In the third quarter of the year, however, prices rose by an average of 4.8% in just three months. This is the largest quarterly increase in average prices since the start of 2015 and the fourth largest three-quarter jump overall, in a series extending back to the start of 2006.

House supply falls nationally

That prices are rising at a time of severe economic dislocation undoubtedly reflects the uneven economic impact of covid19. In Ireland as in other countries, it is certain sectors - whose workers are disproportionately renters - that have been most affected. On average, those with a greater number of years of formal education - especially where they work for larger employers - have, if anything, benefited from the dislocation. Unable to spend on hospitality and other services, aggregate household savings in Ireland have soared by over €7bn since the start of the pandemic.

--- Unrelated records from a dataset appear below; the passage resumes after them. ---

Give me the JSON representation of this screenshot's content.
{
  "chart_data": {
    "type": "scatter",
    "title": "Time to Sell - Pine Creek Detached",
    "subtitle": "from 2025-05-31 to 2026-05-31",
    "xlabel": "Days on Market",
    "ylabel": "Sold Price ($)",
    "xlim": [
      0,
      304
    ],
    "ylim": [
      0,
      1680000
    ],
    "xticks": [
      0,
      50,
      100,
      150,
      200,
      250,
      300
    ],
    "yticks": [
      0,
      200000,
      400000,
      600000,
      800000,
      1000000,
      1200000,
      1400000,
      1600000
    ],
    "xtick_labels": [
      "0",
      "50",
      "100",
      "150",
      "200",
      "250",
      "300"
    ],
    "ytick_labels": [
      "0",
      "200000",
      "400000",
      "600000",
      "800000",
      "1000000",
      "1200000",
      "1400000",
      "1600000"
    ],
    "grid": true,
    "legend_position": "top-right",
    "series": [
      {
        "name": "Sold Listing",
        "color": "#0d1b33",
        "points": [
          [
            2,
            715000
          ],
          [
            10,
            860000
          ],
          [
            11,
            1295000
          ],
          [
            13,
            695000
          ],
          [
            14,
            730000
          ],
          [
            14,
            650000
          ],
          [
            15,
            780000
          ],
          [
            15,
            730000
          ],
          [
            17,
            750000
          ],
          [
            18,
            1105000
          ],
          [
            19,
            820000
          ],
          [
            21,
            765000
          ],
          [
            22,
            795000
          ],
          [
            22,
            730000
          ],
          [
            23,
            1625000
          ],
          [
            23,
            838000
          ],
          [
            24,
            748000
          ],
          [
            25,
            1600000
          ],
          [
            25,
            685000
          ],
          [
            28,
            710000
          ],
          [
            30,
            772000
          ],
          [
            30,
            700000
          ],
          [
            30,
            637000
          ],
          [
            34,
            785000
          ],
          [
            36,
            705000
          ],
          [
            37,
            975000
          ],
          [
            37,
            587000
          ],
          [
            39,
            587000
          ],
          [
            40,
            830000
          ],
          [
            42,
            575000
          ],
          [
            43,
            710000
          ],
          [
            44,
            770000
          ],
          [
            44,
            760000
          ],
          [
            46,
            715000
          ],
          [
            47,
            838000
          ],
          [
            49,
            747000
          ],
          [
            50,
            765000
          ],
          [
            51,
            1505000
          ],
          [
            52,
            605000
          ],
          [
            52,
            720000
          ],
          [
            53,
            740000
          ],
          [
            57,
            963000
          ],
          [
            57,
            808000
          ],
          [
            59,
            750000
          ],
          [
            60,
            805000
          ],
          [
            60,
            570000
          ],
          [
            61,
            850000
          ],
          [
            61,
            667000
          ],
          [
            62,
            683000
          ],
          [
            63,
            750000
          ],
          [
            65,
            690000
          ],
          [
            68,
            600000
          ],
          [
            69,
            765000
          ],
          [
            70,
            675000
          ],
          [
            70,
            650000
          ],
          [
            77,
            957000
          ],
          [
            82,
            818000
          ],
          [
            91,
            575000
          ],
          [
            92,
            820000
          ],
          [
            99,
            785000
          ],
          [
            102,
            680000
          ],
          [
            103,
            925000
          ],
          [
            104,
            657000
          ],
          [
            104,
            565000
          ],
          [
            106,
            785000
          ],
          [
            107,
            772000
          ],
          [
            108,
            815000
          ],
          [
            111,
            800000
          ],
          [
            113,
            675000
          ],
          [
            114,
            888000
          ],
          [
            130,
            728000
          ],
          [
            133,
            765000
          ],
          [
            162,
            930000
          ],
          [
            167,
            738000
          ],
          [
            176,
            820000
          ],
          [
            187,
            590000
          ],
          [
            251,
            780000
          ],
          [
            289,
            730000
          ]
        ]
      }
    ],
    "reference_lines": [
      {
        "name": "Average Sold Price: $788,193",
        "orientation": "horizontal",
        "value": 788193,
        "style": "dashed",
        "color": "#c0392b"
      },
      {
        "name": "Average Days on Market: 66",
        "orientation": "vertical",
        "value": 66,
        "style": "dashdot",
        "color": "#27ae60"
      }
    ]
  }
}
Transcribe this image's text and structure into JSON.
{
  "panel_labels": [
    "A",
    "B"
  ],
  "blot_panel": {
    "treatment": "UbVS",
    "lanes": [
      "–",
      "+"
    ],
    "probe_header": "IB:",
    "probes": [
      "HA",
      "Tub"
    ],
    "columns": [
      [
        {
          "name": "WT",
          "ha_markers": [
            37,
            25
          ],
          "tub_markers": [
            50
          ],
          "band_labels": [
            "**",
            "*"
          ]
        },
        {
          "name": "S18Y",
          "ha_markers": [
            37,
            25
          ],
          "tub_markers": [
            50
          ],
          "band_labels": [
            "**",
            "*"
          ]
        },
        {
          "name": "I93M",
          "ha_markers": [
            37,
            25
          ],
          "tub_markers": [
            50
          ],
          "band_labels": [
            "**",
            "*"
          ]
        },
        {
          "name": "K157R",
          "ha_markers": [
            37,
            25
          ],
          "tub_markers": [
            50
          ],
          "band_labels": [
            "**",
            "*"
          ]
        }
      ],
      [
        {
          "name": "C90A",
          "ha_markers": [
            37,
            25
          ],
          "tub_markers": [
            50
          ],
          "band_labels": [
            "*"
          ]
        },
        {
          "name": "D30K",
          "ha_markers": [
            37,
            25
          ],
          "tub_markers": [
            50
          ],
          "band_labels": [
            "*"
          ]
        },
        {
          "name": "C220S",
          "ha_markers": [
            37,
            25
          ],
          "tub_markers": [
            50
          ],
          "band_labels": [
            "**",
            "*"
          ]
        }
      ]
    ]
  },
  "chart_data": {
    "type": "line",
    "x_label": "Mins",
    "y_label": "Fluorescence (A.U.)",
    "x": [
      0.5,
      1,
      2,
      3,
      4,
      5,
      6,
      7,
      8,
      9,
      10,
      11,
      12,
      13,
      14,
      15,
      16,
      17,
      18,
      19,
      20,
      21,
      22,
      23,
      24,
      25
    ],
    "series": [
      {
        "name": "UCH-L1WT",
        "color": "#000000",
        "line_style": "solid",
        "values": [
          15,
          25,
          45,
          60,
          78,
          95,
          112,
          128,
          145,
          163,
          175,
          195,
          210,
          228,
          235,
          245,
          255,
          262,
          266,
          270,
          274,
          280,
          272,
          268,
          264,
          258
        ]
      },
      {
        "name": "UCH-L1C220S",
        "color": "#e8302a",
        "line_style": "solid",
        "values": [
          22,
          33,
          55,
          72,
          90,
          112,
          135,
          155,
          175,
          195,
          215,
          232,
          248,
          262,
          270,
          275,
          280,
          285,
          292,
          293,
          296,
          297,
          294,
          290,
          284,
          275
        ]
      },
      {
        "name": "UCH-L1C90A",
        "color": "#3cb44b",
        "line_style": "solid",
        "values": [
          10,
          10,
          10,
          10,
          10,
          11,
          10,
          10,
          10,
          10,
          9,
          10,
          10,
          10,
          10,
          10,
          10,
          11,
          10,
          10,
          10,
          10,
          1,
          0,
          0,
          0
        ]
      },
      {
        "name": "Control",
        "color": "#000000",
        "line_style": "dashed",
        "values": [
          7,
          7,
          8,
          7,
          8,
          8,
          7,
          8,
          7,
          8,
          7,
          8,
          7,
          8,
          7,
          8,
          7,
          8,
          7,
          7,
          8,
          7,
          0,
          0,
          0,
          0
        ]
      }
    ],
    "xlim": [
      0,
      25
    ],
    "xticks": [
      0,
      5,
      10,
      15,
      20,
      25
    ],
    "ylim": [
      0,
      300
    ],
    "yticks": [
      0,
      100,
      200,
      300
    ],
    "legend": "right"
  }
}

Mixed in with this is the salience of your home when you are stuck in it for months on end. Figures published by Zillow last month, covering the US, don't seem to support that idea there - with urban and suburban prices rising month-on-month while rural prices fall.

In Ireland, there is similarly no support yet for the prediction that more rural or larger properties have seen their relative price increase since the start of the year. The figure below shows annual inflation across three broad regions of the Irish housing market: the five main cities, their commuter counties (Dublin's four plus the non-city parts of the other four counties), and the rest of the country. While the trends did differ in 2014, 2015 and 2016, the three regions of the country have shown very similar patterns since - including the bump in prices reported for this quarter.

Annual inflation across three broad regions of the Irish housing market

The same is true if we look at relative prices by size. The discount for a one- or two-bedroom property, or the premium for a four- or five-bedroom property - compared to a three-bedroom home and controlling for other features including location - is largely unchanged in recent months. Comparing the third quarter of 2019 and 2020, the discount for a two-bed home is 16%, all else equal, while the premium for a five-bed home is also unchanged at 55%. The discount for a one-bed is up slightly (30% to 33%) but the premium for a four-bed relative to a three-bed fell in the same 12-month period (from 44% to 42%).

The return to price growth in Q3 suggests that the disruption wrought by Covid-19 on the market as a whole was relatively short-lived. These regional and by-size figures further suggest that - so far at least - Covid-19 is not reshaping preferences either.

Given all that, it is back to supply, supply, supply. The ultimate reason prices are rising again is that there are simply not enough homes in the country, given the population and its demographics. Supply on the market on October 1st was the lowest in over 14 years - since September 2006. Covid-19 should not distract policymakers from the importance of ensuring enough new homes are built in the coming years and decades.